For me, this is much more often yes than no.

“If all this higher speed internet package did was save me 15 minutes a day of loading time, would it be worth an extra $20/month?”

Yes!

15 minutes x 5 days a week = 1 hr and 15 mins per week saved.

This is essentially $5/week for an extra 1 hr and 15 minutes of productivity! 

Keep in mind, since I’m waiting for internet loading, I’m already “spending” this time it’s just not productive. Faster internet means more output for the same amount of time!

Adopt this mindset and things will change tremendously for you.

#3 Keep Things Organized and Systematized 

This applies to physical and digital items. When you have things out of order, you’ll spend much more time searching for it than you would if you kept things organized from the start.

Make sure your work area is not only organized, but also distraction free

Life is full of distractions. When they come up, we naturally get frustrated but the truth is, it is often times a lack of poor preparation on our part. We can only blame external factors for so long.

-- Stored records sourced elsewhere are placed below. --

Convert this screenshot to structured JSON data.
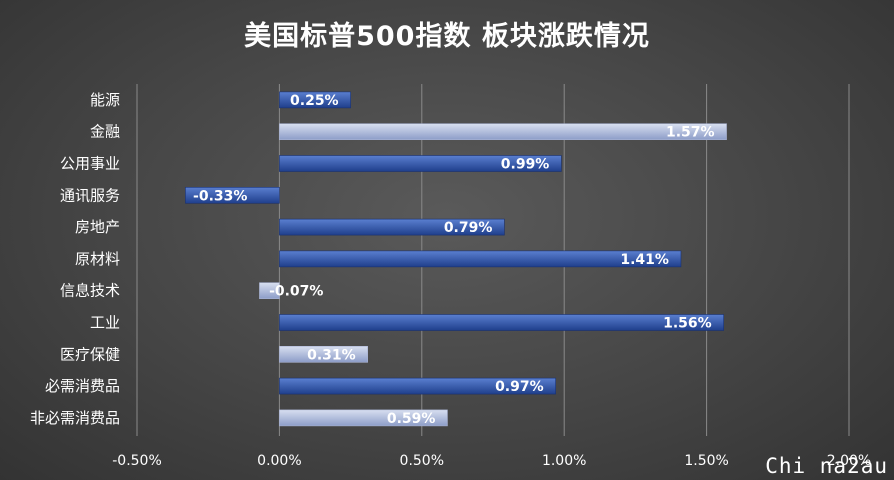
{
  "chart_data": {
    "type": "bar",
    "orientation": "horizontal",
    "title": "美国标普500指数 板块涨跌情况",
    "categories": [
      "能源",
      "金融",
      "公用事业",
      "通讯服务",
      "房地产",
      "原材料",
      "信息技术",
      "工业",
      "医疗保健",
      "必需消费品",
      "非必需消费品"
    ],
    "values": [
      0.25,
      1.57,
      0.99,
      -0.33,
      0.79,
      1.41,
      -0.07,
      1.56,
      0.31,
      0.97,
      0.59
    ],
    "data_labels": [
      "0.25%",
      "1.57%",
      "0.99%",
      "-0.33%",
      "0.79%",
      "1.41%",
      "-0.07%",
      "1.56%",
      "0.31%",
      "0.97%",
      "0.59%"
    ],
    "bar_styles": [
      "dark",
      "light",
      "dark",
      "dark",
      "dark",
      "dark",
      "light",
      "dark",
      "light",
      "dark",
      "light"
    ],
    "xlim": [
      -0.5,
      2.0
    ],
    "x_ticks": [
      -0.5,
      0.0,
      0.5,
      1.0,
      1.5,
      2.0
    ],
    "x_tick_labels": [
      "-0.50%",
      "0.00%",
      "0.50%",
      "1.00%",
      "1.50%",
      "2.00%"
    ],
    "grid": "vertical",
    "legend": "none",
    "colors": {
      "dark_bar_top": "#5a7fd0",
      "dark_bar_bottom": "#1f3f8c",
      "light_bar_top": "#d8dff0",
      "light_bar_bottom": "#8d9dc8",
      "gridline": "#8a8a8a",
      "text": "#ffffff"
    }
  },
  "watermark": "Chi na2au"
}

#4 Proactively Minimizing Decision Fatigue 

I’ve written about decision fatigue in the past and how simplifying what we wear each day can have a macro impact on our overall productivity.

What is decision fatigue?

Each day is full of of hundreds (maybe thousands) of “micro decisions.” Believe it or not, mental work is physically exhausting like physical work. 

These micro decisions add up and by the end of the day, we are toasted. The secret to reducing decision fatigue is to reduce the number of decisions you make each day and instead, rely on habits (that require far less mental energy).

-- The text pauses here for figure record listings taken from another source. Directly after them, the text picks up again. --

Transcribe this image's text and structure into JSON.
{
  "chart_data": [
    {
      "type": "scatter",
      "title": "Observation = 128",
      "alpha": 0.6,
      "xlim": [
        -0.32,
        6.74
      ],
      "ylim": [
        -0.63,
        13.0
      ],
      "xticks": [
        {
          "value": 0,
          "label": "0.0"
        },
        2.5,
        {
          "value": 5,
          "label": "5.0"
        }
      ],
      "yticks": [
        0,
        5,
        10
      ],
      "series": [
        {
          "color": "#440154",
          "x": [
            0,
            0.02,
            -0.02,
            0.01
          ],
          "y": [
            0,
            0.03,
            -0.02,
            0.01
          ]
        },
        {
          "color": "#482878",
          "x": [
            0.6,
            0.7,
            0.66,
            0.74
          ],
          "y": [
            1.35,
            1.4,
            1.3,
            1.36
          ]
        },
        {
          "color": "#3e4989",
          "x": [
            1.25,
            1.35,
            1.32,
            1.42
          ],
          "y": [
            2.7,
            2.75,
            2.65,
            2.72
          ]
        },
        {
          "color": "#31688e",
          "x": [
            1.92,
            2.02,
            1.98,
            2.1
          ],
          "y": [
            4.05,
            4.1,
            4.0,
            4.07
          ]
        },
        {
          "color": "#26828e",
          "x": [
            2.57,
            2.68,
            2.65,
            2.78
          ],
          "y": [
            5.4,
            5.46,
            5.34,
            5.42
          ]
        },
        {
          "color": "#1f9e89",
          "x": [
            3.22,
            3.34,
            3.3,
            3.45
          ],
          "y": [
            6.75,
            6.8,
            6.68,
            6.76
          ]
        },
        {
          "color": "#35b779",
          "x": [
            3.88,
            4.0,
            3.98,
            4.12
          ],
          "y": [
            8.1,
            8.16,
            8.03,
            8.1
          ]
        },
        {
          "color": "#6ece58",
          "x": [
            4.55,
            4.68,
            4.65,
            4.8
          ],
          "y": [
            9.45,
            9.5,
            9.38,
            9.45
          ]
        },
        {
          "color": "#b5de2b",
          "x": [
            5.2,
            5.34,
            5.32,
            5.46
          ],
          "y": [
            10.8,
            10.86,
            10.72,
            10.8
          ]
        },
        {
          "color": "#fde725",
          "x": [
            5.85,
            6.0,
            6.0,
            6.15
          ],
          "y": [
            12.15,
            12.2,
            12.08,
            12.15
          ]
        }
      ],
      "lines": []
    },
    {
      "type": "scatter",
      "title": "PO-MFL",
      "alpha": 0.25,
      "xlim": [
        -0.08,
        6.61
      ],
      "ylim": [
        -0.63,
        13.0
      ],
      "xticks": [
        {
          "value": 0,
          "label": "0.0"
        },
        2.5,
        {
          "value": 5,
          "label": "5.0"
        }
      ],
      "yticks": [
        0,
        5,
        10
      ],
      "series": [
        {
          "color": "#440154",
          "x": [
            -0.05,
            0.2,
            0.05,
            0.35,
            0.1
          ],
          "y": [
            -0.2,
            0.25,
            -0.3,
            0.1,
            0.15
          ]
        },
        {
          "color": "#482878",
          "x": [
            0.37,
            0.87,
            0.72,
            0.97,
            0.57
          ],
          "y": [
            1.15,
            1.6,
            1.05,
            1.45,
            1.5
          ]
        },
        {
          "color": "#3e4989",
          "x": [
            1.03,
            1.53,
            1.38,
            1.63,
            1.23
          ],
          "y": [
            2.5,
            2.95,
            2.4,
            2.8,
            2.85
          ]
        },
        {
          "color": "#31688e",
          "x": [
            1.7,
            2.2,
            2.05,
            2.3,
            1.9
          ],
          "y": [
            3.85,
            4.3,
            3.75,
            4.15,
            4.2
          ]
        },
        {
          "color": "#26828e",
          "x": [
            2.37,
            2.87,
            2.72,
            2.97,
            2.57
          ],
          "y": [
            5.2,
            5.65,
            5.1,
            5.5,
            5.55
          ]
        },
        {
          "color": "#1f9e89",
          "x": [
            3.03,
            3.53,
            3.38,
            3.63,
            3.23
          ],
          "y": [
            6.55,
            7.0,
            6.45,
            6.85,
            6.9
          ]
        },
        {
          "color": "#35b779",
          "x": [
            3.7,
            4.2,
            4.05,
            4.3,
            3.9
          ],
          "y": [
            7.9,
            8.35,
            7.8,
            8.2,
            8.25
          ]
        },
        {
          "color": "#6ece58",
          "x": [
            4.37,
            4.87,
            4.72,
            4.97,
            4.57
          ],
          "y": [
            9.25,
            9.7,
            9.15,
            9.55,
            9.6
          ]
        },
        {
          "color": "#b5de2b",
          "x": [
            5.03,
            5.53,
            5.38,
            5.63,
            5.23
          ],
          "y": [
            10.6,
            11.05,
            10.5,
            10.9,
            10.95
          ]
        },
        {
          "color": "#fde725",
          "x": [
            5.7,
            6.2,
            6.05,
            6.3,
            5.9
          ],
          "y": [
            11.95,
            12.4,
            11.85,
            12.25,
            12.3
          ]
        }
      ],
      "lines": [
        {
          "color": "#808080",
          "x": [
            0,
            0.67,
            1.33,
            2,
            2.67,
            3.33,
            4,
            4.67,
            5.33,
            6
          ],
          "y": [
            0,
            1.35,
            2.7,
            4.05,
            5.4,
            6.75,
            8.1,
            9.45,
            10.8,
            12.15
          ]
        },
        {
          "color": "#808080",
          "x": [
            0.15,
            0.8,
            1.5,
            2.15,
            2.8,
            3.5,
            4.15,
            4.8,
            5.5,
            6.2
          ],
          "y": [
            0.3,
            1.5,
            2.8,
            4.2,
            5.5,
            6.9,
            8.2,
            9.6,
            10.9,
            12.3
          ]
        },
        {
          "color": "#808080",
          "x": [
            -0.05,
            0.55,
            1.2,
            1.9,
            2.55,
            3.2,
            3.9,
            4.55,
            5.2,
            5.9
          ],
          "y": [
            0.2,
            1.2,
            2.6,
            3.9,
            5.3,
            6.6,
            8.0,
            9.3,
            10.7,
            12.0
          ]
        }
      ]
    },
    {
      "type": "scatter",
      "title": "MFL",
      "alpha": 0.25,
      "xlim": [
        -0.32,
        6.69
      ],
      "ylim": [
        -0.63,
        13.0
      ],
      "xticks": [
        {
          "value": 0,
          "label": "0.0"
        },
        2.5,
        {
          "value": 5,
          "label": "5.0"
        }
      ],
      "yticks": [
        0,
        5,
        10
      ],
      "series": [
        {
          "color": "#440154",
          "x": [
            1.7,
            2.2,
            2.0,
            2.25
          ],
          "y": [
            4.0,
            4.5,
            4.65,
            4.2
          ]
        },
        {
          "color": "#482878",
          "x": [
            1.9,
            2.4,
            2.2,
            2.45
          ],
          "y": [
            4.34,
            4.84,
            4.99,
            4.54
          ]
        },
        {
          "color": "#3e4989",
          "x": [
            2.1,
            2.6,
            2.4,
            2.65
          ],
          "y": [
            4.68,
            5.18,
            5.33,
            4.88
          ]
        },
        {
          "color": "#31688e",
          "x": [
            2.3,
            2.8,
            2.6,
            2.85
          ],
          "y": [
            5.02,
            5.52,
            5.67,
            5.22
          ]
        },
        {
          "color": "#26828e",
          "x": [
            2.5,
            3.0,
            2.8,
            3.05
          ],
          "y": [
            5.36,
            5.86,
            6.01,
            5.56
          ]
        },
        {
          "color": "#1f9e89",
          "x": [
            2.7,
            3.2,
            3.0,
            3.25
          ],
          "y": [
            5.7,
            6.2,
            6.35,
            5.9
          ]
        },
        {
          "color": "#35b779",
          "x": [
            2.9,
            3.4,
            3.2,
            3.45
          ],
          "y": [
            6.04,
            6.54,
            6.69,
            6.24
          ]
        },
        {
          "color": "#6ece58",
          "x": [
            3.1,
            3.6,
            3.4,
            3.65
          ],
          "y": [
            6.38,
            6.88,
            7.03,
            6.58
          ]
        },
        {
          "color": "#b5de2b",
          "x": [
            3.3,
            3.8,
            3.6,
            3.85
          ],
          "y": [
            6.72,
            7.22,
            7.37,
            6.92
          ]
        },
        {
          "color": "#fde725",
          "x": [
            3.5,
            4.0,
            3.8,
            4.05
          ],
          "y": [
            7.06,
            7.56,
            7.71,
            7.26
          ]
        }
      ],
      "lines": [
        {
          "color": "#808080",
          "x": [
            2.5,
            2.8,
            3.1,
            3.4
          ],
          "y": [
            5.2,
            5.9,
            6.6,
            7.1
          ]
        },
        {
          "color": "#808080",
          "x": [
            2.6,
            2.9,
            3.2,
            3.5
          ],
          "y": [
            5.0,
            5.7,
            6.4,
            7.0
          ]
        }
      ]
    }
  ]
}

Ways to reduce decision fatigue include:

  • Planning what you’ll eat for breakfast each day far in advance.
  • Planning what your work day will consist of instead of playing it by ear.
  • Planning what you’ll wear each day instead of spending 20 minutes picking out an outfit.

There are hundreds of decisions that you make each day that can be automated with a little upfront effort.

#5 Eat Well (or at Least Decently)

Look, I know being an entrepreneur doesn’t mean you’re tremendously disciplined in all aspects of your life, but I do believe success in business is more closely linked to how well you take care of your body than many would like to think.

What you put into your body (especially at the first meal of the day) is the fuel that you’ll use to build your empire.

Is your empire fueled by shitty food or something somewhat healthy?

Final Thoughts

I challenge you to look at your daily routine and ask yourself “which tasks have the biggest impact on all the others?”

Once you identify these, optimize the hell out of them.

If they are tasks, make them simple and repeatable 

If your tools are the problem, have some faith and invest the money to upgrade them.